Sunday Pensacola 1.0 Uncertain




Each may be different, but the corridor walls here on our 471 floor are hung with enlarged, framed photographs by Ramona Williams. Of course I don't know that she meant it so, but each one is theological and with contemplative power. The picture above is right for anyone whose life at the moment needs quietly to sit alone mindful of eternity. This seems especially right for Trinity Sunday, when we who sometimes occupy pulpits incompetently try to explain an ineffable and incomprehensible doctrine (see the Quicunque Vult, BCP page 864) to congregations of patient and forbearing souls who trust that we know more than we do.

Moving as yet by faith, we don't know a damn thing. The early fathers of the church settled orthodox Christian doctrine by ballot, certainty, raw force, faith and political power in 4th century councils, and we are subscribed to what they agreed we must believe, much of its essence, as Friedrich Schleiermacher said, beyond human knowing (e.g., read Jesus Wars by Philip Jenkins, which when I was an EfM mentor I recommended and expected all students to complete as summer reading before going on to study church history and theology, and we discussed in class at the beginning of that year), but every Sunday morning we faithfully stand and say We believe it anyway.

This morning I was on schedule to preach, but instead of standing expounding incomprehensibly from our pulpit as if I knew what I was talking about, here I am sitting in a chair at the foot of my first child and oldest daughter's ICU room bed, cherishing each uncertain moment simply because she is alive and here sharing life with me, and I am fortunate and blessed in each moment, giving thanks for each moment, learning, experiencing the very essence of uncertainty, mindful that I do not know what the next moment will bring but that I will always be grateful for having had this moment. What I contemplate this Trinity Sunday morning as I look at the wonderfully artistic photographs on the hall walls here, is that creation is more important than any doctrine and more certain, that it is Life and Love not dogma that is to be celebrated, and that king David's Psalm 90 bears greater wisdom than all the 4th century bishops combined. 

Father Rohr's meditations this week have been especially meaningful to me.

RSF&PTL  
T         

Richard Rohr's meditation
Sunday, May 27, 2018
Vocation: Let Your Life Speak

God’s image within each of us is inherent and irrevocable. God’s likeness is our unique expression of that image, inviting our full and conscious participation. Vocation is one way in which we discover and grow into our “True Self.” I’m not speaking so much about education, career, or livelihood, though in some cases they might overlap. In general, it is a Larger Life that somehow calls us forward (vocatio means “a call or summons” in Latin), more than we call it to us. We do not know its name yet, so how can we call it? If we engineer the process too much, we often mistake a security-based occupation for our soul’s vocation.
Parker Palmer, a Quaker teacher and activist whom I deeply trust, reflects on his own “further journey”:
[There are] moments when it is clear—if I have the eyes to see—that the life I am living is not the same as the life that wants to live in me. In those moments I sometimes catch a glimpse of my true life, a life hidden like the river beneath the ice. And . . . I wonder: What am I meant to do? Who am I meant to be?

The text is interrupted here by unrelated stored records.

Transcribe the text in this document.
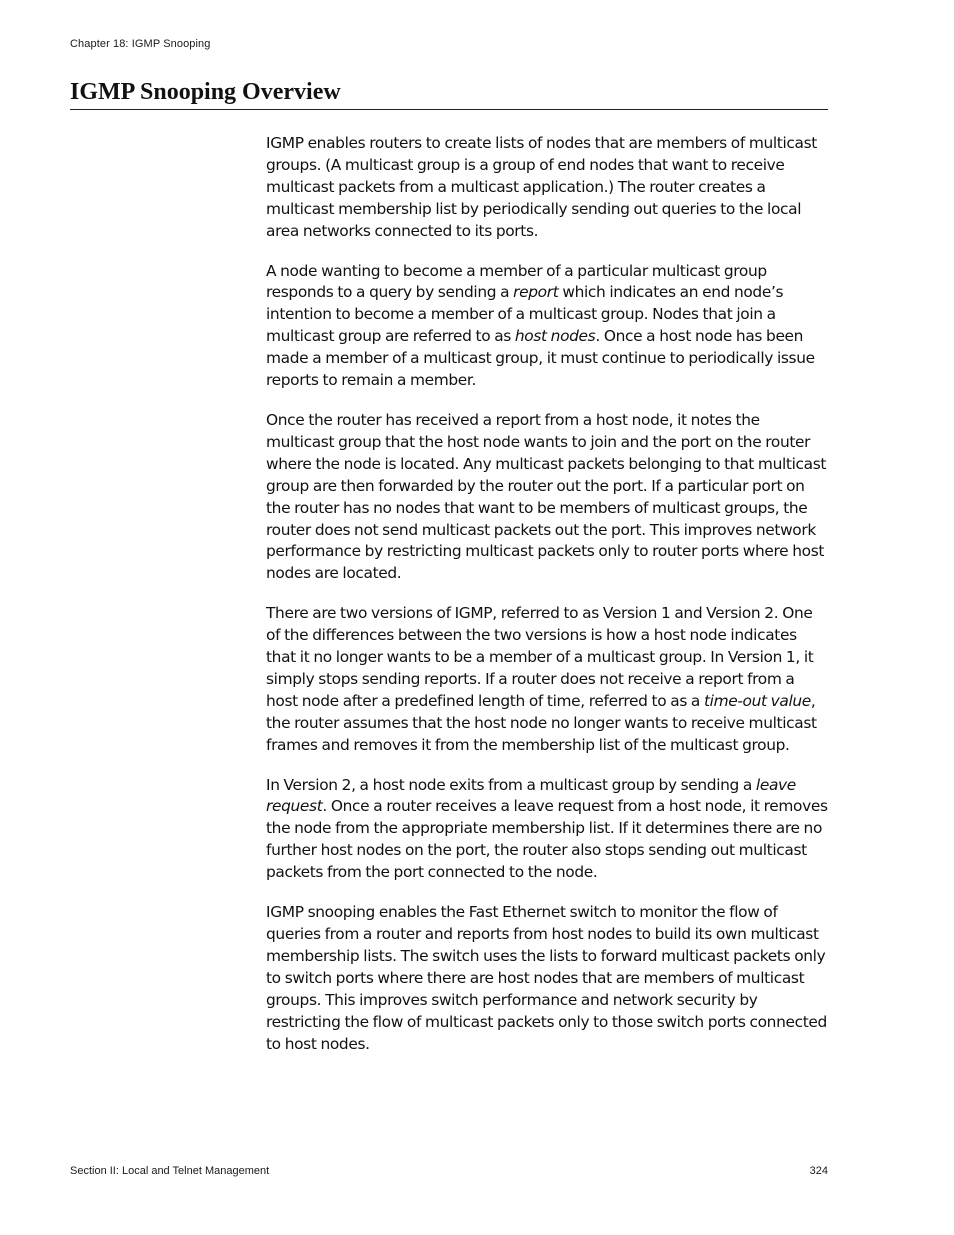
Chapter 18: IGMP Snooping
IGMP Snooping Overview

IGMP enables routers to create lists of nodes that are members of multicast groups. (A multicast group is a group of end nodes that want to receive multicast packets from a multicast application.) The router creates a multicast membership list by periodically sending out queries to the local area networks connected to its ports.

A node wanting to become a member of a particular multicast group responds to a query by sending a report which indicates an end node’s intention to become a member of a multicast group. Nodes that join a multicast group are referred to as host nodes. Once a host node has been made a member of a multicast group, it must continue to periodically issue reports to remain a member.

Once the router has received a report from a host node, it notes the multicast group that the host node wants to join and the port on the router where the node is located. Any multicast packets belonging to that multicast group are then forwarded by the router out the port. If a particular port on the router has no nodes that want to be members of multicast groups, the router does not send multicast packets out the port. This improves network performance by restricting multicast packets only to router ports where host nodes are located.

There are two versions of IGMP, referred to as Version 1 and Version 2. One of the differences between the two versions is how a host node indicates that it no longer wants to be a member of a multicast group. In Version 1, it simply stops sending reports. If a router does not receive a report from a host node after a predefined length of time, referred to as a time-out value, the router assumes that the host node no longer wants to receive multicast frames and removes it from the membership list of the multicast group.

In Version 2, a host node exits from a multicast group by sending a leave request. Once a router receives a leave request from a host node, it removes the node from the appropriate membership list. If it determines there are no further host nodes on the port, the router also stops sending out multicast packets from the port connected to the node.

IGMP snooping enables the Fast Ethernet switch to monitor the flow of queries from a router and reports from host nodes to build its own multicast membership lists. The switch uses the lists to forward multicast packets only to switch ports where there are host nodes that are members of multicast groups. This improves switch performance and network security by restricting the flow of multicast packets only to those switch ports connected to host nodes.

Section II: Local and Telnet Management	324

I was in my early thirties when I began, literally, to wake up to questions about my vocation. By all appearances, things were going well, but the soul does not put much stock in appearances. Seeking a path more purposeful than accumulating wealth, holding power, winning at competition, or securing a career, I had started to understand that it is indeed possible to live a life other than one’s own. . . .

Then I ran across the old Quaker saying, “Let your life speak.” I found those words encouraging, and I thought I understood what they meant: “Let the highest truths and values guide you. Live up to those demanding standards in everything you do.” . . .

So I lined up the loftiest ideals I could find and set out to achieve them. The results were rarely admirable, often laughable, and sometimes grotesque. But always they were unreal, a distortion of my true self—as must be the case when one lives from the outside in, not the inside out. I had simply found a “noble” way to live a life that was not my own, a life spent imitating heroes instead of listening to my heart.

Today, some thirty years later, “Let your life speak” means something else to me . . . : “Before you tell your life what you intend to do with it, listen to what it intends to do with you. Before you tell your life what truths and values you have decided to live up to, let your life tell you what truths you embody, what values you represent.” [1]

In other words, your life is not about you. You are about a larger thing called Life. You are not your own. You are an instance of a universal and eternal pattern. Life is living itself in you. The myriad forms of life in the universe are merely parts of the One Life—that many of us call “God.” You and I don’t have to figure it all out, fix everything, or do life perfectly by ourselves. All we have to do is participate in this One Life. To find our unique niche in that Always Larger Life is what we mean by “vocation."